奈津は仏壇から母さんの写真を取ると、写真の母さんに向かって話しかけた。涌き上がってくる不安を打ち消すためになるべく元気よく。

「あ、BEST FRIENDSも韓国だね~。母さん、コウキが韓国ってどういうことだと思う?親の都合で韓国にいたのかな?ってのはなんとなく分かるんだけど、おばあちゃん、コウキが仕事してるっぽいことも言ってたような・・・?違ったっけ?高校生なのに?もう~、なにがなんだか分かんない!パニック!!」

写真の母さんは相変わらず笑っている。リビングからはBEST FRIENDSの曲が流れ始める。
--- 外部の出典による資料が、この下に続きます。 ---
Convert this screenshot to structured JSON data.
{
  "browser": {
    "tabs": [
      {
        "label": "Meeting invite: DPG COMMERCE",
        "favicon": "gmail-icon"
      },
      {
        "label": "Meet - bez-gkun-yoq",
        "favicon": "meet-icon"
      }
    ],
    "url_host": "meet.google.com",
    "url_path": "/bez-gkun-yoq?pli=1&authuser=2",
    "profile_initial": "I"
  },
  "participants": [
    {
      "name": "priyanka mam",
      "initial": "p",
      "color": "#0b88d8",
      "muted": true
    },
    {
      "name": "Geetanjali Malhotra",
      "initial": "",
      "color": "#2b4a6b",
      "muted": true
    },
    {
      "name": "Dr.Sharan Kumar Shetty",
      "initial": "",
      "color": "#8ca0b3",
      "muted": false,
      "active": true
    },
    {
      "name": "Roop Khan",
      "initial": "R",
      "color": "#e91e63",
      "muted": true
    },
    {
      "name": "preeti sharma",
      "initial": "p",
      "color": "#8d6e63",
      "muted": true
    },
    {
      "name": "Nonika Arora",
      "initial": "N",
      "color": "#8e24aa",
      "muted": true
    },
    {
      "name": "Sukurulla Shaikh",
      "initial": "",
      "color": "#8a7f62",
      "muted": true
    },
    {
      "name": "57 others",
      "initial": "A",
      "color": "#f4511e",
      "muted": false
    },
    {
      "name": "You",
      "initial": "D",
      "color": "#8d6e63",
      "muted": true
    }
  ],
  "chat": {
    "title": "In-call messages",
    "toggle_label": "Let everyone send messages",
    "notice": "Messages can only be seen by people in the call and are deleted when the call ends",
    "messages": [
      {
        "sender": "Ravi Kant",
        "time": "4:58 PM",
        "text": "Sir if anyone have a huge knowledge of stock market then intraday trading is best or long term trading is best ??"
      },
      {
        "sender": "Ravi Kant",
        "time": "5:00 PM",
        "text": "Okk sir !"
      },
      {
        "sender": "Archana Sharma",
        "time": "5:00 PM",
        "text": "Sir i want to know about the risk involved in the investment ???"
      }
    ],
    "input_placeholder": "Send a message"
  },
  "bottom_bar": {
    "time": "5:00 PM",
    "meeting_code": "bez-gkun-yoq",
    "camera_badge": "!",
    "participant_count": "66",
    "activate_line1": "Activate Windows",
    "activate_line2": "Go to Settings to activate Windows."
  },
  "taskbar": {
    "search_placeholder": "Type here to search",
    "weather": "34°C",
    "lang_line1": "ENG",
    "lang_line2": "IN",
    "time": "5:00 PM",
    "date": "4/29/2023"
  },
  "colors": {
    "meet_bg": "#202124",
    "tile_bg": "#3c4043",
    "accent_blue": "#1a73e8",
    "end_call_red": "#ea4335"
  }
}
「あれ、あれ、あれがBEST FRIENDSなんだって。まあ、歌は上手かな。まだ、よくわかんないけど、この高音の声のところが私は好きかも?」

母さんに話しかけてるのが聞こえたのか、凛太郎が割って入ってくる。

「姉ちゃんが好きって言ってる声が『ヒロ』だって!コウキくんにめっちゃ似てる人!」

「どう思う?凛太郎がコウキに似てるってしつこくて。コウキはあんなにチャラくないって言うのに。ね~、母さん!」

写真の母さんが心なし、より笑ったような・・・。

「ほら、母さんも似てないって。」

奈津は不安を蹴散らすように、ふざけてリビングの凛太郎に声をかけた。それを聞いた凛太郎はスマホ片手にやってきて奈津の横に一緒に寝転んだ。

「いいよ!じゃあ、母さんに判定してもらう!」

凛太郎はBEST FRIENDSのMVが流れているスマホを両手で上にかざした。奈津は母さんの写真を自分の胸の上に抱くと、3人で映像を見るような体勢にした。画面では軽快でリズミカルな明るい曲が流れている。奈津はそれを眺めた。全く興味のないK-POPだったが、今は韓国のグループ・・・というだけでコウキと繋がっているような錯覚を覚える・・・。横では凛太郎がノリノリだ。画面がどんどん切り替わるのと同時に、メンバーたちも入れ替わり立ち替わりアップになる。いったいどの人がコウキに似てるっていうんだろう・・・。本気で判定する気もない奈津は、画面を眺めながらも、画面とは関係なく頭の中ではコウキを思い出していた。顔を近づけてきたコウキの目・・・。その目を思い出すと、奈津は今でも、胸が締め付けられるほどドキドキする・・・。

「あ、今の!!」

ライトブルーの髪色の人がアップになった時、凛太郎が言った。奈津の意識が頭の中から画面に戻る・・・。

「え、どれどれ?分からなかった!」

口では、凛太郎に合わせてそう言ってはみるが、「分かったところで・・・。」と心の中ではどこか冷めていた。もし、ほんとに似ていたとしても、たとえ、どんなにかっこよかったとしても、この画面の中で歌って踊っている「ヒロ」と呼ばれる彼が奈津の心の中に入る隙など微塵もなかった。今、奈津の心はたったひとりに占領されていた・・・。奈津は胸の上で、母さんの写真を知らず知らずのうちにギュッと抱きしめる。ぼんやりと目は画面を追いながらも、また、頭の中では画面とは違うシーンが浮かんでくる。放課後の教室・・・眼鏡をかけていない涼しげで綺麗なコウキの目が奈津の顔をのぞき込んだ・・・その時、いつの間にバラードに変わったのか、高音で美しいメロディーを口ずさみながら、画面の中から誰かが奈津の顔をのぞき込んだ・・・。思わず、母さんの写真を離して奈津は両手を伸ばしていた・・・。突然画面が静止する。母さんの写真が奈津と凛太郎の間に滑り落ちる。外からは、静かに雨音が聞こえ始める・・・。

「これがヒロ!」

凛太郎が得意げに言う。

「ヒロ・・・?」

制止した画面では、ライトブルーのクシャッととした長めの髪で、青いカラコンを入れた「ヒロ」と呼ばれる彼がこちらをのぞき込んでいた・・・。奈津が大好きな・・・会いたくてたまらない・・・あの涼しげで綺麗な目をして・・・。